Eiser stelt zich op het standpunt dat de brief is aan te merken als een besluit in de zin van de Awb. Ter zitting heeft eiser daaraan toegevoegd dat de brief van 29 januari 2024, in ieder geval kan worden gezien als een feitelijke handeling als bedoeld in artikel 72, derde lid, van de Vw 2000 waartegen rechtsmiddelen kunnen worden aangewend. De staatssecretaris volgt eiser niet in zijn stelling dat de brief van 29 januari 2024 een besluit is in de zin van de Awb. Wel kan deze brief volgens de staatssecretaris worden aangemerkt als een feitelijke handeling in vorenbedoelde zin waartegen rechtsmiddelen openstaan.
3.4.
De rechtbank volgt partijen niet in hun standpunten. Daartoe overweegt de rechtbank dat de brief van 29 januari 2024, naast de intrekking van het besluit van 28 augustus 2023, niet meer inhoudt dan de mededeling aan eiser dat zijn tijdelijke bescherming op grond van de RTB per 4 maart 2024 van rechtswege is vervallen.
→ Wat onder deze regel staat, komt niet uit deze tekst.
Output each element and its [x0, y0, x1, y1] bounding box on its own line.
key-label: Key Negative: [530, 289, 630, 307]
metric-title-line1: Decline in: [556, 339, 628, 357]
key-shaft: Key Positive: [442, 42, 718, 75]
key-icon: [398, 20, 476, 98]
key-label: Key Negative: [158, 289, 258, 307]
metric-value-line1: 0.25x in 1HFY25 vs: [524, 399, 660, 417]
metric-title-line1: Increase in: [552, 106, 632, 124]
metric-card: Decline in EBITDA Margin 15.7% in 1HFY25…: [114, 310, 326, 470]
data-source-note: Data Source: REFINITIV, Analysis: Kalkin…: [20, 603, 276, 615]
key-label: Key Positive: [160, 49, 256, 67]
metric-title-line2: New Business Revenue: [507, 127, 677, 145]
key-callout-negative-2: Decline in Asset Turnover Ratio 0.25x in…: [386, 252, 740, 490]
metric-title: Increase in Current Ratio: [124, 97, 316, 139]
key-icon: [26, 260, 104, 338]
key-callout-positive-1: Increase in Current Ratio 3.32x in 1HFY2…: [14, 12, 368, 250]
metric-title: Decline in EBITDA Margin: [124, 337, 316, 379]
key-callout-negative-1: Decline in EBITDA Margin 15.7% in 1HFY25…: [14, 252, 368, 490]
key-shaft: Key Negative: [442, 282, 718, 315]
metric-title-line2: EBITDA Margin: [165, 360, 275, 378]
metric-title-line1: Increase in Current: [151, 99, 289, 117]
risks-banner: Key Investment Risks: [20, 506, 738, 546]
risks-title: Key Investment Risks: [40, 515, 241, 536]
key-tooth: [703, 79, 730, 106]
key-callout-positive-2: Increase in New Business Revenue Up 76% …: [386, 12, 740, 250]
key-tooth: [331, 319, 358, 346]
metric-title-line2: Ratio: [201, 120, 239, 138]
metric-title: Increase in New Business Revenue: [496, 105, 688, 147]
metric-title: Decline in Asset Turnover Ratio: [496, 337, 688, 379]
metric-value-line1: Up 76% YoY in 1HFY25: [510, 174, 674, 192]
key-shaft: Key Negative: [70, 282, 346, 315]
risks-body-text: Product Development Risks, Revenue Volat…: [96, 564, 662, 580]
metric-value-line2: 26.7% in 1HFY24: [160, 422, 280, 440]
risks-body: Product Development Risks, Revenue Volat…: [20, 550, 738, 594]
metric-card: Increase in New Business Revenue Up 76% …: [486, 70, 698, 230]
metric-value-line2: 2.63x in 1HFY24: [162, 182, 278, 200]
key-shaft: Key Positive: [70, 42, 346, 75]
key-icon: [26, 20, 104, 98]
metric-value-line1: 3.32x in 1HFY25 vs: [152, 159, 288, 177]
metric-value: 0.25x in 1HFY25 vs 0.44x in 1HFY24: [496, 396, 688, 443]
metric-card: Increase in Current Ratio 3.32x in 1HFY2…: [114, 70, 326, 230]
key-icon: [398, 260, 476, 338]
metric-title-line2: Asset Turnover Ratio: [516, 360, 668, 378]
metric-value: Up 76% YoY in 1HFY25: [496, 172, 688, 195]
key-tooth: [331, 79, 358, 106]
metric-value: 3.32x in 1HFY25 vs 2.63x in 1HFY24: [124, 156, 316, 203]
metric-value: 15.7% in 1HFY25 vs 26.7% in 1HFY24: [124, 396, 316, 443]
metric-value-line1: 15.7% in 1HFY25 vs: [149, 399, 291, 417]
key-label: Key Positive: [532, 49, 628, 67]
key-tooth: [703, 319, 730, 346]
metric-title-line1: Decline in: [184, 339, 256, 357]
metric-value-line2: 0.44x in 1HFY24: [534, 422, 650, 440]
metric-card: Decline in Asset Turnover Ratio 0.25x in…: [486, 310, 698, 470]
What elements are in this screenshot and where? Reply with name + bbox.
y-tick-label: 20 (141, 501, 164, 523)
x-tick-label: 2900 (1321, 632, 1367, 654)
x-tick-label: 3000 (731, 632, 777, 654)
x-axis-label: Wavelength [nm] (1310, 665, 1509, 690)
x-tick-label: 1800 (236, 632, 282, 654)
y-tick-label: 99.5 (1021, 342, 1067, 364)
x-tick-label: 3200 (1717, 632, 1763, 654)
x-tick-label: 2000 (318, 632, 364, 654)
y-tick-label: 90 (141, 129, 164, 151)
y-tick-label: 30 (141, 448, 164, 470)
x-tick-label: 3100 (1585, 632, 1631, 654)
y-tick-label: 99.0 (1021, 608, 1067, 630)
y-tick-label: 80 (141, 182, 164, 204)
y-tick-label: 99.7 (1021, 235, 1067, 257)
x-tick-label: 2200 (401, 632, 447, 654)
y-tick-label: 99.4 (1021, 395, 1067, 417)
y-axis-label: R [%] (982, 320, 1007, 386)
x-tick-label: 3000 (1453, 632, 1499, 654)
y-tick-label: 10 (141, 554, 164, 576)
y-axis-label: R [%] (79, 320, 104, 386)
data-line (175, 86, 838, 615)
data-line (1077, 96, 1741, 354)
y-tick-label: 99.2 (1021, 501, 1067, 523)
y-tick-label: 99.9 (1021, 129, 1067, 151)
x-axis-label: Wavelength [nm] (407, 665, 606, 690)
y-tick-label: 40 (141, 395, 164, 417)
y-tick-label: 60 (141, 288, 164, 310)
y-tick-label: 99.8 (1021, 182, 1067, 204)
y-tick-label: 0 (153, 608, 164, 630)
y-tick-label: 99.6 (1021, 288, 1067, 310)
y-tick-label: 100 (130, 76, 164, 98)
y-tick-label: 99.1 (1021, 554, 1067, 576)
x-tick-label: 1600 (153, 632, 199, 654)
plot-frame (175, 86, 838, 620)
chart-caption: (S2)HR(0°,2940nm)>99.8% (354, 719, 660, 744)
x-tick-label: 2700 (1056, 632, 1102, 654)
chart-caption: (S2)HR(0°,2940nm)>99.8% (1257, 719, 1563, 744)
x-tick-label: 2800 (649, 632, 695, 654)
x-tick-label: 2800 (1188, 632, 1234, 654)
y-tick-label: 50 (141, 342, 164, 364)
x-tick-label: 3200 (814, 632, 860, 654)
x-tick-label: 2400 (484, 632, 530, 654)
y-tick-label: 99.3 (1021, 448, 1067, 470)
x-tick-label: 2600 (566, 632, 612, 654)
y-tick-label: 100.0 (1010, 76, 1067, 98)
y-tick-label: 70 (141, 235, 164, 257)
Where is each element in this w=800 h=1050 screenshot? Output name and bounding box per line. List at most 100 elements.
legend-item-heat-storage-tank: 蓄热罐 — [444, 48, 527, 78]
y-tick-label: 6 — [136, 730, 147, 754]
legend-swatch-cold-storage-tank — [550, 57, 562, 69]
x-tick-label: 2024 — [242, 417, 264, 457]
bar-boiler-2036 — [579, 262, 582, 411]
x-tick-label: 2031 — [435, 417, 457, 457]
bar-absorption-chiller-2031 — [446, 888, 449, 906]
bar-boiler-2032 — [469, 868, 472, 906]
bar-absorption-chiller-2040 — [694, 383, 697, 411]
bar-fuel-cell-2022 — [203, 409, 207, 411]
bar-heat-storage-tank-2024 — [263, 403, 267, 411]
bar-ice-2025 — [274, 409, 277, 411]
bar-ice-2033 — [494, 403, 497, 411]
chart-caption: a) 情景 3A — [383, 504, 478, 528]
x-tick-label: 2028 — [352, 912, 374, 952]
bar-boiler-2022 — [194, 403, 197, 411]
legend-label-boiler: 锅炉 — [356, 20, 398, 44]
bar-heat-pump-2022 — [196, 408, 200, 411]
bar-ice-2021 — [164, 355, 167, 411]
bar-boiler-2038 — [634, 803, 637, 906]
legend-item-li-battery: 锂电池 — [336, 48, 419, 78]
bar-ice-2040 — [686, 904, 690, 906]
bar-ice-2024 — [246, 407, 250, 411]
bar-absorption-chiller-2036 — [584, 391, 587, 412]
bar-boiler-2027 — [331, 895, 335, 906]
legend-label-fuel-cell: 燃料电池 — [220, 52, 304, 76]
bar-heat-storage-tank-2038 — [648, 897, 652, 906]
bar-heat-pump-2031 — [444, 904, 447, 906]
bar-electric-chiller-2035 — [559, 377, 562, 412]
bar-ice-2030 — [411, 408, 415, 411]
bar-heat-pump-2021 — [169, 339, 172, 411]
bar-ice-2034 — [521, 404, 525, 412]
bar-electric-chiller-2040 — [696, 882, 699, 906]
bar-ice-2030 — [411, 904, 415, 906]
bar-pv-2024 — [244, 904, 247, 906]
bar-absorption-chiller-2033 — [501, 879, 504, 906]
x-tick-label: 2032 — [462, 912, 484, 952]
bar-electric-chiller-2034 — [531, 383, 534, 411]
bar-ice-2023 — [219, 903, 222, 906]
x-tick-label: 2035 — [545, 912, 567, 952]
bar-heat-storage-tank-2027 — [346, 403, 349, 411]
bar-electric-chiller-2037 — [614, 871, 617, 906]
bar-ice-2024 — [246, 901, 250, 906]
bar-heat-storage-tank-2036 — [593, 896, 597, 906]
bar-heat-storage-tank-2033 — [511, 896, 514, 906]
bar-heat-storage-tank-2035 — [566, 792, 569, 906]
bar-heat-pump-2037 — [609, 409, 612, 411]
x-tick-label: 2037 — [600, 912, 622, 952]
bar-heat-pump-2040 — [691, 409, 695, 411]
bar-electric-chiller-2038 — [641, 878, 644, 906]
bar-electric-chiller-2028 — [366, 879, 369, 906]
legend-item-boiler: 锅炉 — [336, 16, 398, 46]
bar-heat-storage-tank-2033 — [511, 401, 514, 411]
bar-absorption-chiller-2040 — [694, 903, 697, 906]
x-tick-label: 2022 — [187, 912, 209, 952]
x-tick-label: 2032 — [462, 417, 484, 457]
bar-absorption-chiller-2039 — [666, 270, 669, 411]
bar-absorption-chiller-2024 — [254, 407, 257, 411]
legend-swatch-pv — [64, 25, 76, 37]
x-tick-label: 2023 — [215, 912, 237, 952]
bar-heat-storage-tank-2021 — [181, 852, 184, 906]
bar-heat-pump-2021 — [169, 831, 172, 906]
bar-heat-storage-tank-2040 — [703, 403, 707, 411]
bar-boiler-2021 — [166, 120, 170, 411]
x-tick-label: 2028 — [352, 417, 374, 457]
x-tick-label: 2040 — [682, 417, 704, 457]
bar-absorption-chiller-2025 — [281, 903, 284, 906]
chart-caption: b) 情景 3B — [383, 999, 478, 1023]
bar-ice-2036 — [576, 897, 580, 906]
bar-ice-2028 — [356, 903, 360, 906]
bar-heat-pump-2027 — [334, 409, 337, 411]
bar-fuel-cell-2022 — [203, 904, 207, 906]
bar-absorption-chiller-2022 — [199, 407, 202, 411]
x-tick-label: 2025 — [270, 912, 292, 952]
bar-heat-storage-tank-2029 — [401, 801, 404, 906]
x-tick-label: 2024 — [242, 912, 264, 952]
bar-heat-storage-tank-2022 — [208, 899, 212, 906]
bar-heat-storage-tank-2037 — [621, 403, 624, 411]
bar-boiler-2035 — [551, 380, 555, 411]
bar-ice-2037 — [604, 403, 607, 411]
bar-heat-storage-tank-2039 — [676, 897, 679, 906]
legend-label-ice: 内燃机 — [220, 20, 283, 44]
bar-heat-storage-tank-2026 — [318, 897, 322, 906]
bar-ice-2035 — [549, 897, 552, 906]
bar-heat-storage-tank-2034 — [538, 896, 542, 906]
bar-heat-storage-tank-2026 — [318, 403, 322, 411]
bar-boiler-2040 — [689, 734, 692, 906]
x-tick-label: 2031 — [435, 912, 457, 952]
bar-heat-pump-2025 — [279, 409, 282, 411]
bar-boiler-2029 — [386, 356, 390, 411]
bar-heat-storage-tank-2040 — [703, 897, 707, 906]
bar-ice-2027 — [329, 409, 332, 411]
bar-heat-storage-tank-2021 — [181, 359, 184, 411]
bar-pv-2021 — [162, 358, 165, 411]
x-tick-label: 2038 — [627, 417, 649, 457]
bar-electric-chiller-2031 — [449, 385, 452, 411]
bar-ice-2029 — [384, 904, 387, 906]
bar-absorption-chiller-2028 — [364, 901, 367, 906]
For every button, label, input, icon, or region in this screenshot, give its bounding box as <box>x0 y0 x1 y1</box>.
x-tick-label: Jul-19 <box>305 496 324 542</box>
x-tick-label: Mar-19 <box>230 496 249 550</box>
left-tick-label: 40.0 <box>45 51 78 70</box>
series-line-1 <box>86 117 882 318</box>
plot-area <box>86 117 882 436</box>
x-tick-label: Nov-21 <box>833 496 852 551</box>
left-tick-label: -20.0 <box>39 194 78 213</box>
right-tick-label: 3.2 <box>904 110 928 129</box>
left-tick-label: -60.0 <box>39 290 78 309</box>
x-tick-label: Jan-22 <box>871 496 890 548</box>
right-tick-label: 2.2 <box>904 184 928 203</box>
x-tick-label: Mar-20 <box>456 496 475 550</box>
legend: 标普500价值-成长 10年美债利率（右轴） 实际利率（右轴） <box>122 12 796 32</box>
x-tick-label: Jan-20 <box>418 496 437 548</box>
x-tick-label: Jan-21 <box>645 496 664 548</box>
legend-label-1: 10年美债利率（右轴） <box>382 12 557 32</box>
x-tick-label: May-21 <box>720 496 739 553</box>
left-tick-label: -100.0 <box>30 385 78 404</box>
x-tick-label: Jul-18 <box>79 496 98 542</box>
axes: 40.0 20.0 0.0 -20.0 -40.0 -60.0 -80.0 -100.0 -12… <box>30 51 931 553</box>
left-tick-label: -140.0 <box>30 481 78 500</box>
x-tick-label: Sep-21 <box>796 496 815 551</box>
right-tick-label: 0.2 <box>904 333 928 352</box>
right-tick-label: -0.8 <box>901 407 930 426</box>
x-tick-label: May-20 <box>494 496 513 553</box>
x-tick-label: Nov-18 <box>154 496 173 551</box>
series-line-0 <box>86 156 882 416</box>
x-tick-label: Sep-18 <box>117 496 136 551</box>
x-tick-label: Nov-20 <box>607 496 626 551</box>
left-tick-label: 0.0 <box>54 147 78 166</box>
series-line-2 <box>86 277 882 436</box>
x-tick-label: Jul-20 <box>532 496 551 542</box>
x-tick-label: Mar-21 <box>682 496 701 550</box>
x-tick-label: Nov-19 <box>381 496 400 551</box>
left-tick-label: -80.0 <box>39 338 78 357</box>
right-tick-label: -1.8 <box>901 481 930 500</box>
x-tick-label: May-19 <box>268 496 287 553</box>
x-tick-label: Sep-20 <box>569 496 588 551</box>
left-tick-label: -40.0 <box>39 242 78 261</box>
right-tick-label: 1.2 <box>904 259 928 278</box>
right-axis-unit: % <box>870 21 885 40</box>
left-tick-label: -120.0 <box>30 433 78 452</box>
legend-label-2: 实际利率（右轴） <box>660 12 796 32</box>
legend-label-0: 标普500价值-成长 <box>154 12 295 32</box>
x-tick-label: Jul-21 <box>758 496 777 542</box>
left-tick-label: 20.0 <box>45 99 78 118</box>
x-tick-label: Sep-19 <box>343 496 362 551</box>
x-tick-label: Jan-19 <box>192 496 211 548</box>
Deze mededeling aan eiser is daarmee niet op rechtsgevolg gericht. De wijziging in de rechtspositie van eiser vloeit namelijk niet voort uit een besluit van de staatssecretaris tot beëindiging van de tijdelijke bescherming, maar – naar de staatssecretaris stelt – rechtstreeks uit de RTB en de daarop gebaseerde besluitvorming van de Raad van de Europese Unie (Raad). De mededeling is dan ook niet aan te merken als een besluit in de zin van artikel 1:3 van de Awb. Dat de mededeling in de brief dan wel het verzenden van de brief feitelijke handelingen zijn in de zin van artikel 72, derde lid, van de Vw 2000, volgt de rechtbank evenmin. De staatssecretaris heeft in de brief van 29 januari 2024 naar aanleiding van de uitspraak van de Afdeling uitsluitend zijn visie gegeven over de rechtspositie van eiser. Hiermee is deze mededeling van de staatssecretaris aan te merken als een bestuurlijk rechtsoordeel. De staatssecretaris heeft in de brief een zelfstandig en definitief bedoeld rechtsoordeel gegeven over de toepasselijkheid van een op eiser van toepassing zijnde regeling.
3.5.
Een bestuurlijk rechtsoordeel is geen besluit, maar kan in bijzondere gevallen worden gelijkgesteld met een appellabel besluit, namelijk indien het voor eiser onevenredig bezwarend zou zijn om langs andere weg een ingang bij de bestuursrechter te vinden. In het geval van eiser is de rechtbank van oordeel dat sprake is van een bestuurlijk rechtsoordeel dat alsnog gelijkgesteld kan worden met een appellabel besluit. De reden hiervoor is dat eiser op dit moment geen andere mogelijkheid heeft om een bestuursrechtelijk oordeel te krijgen over de vraag of hij inderdaad niet langer valt onder de RTB. Eiser zou, zoals ter zitting is besproken, bij verweerder hierover een besluit kunnen uitlokken maar deze weg acht de rechtbank onevenredig bezwarend. Immers, verweerders standpunt over een eventueel verzoek om eiser onder de werking van de RTB te brengen is nu al duidelijk, maar zolang verweerder niet beslist op eisers eventuele aanvraag komt hij niet in aanmerking voor tijdelijke bescherming en alle rechten die daarbij horen. Hierom acht de rechtbank zich bevoegd kennis te nemen van het beroep omdat sprake is van een met een besluit gelijk te stellen bestuurlijk rechtsoordeel.
3.6.
Nu de rechtbank de mededeling van de staatssecretaris in de brief van 29 januari 2024 aanmerkt als een bestuurlijk rechtsoordeel dat kan worden gelijkgesteld met een besluit, is het beroep tegen het ingetrokken besluit mede gericht tegen het met een besluit gelijk te stellen bestuurlijk rechtsoordeel. Daarmee is het beroep tegen het besluit van 28 augustus 2023 op grond van artikel 6:19, eerste lid, van de Awb mede gericht tegen de brief van 29 januari 2024, omdat het met een besluit gelijk te stellen bestuurlijk rechtsoordeel na intrekking van het besluit van 28 augustus 2023 daarvoor in de plaats is gekomen.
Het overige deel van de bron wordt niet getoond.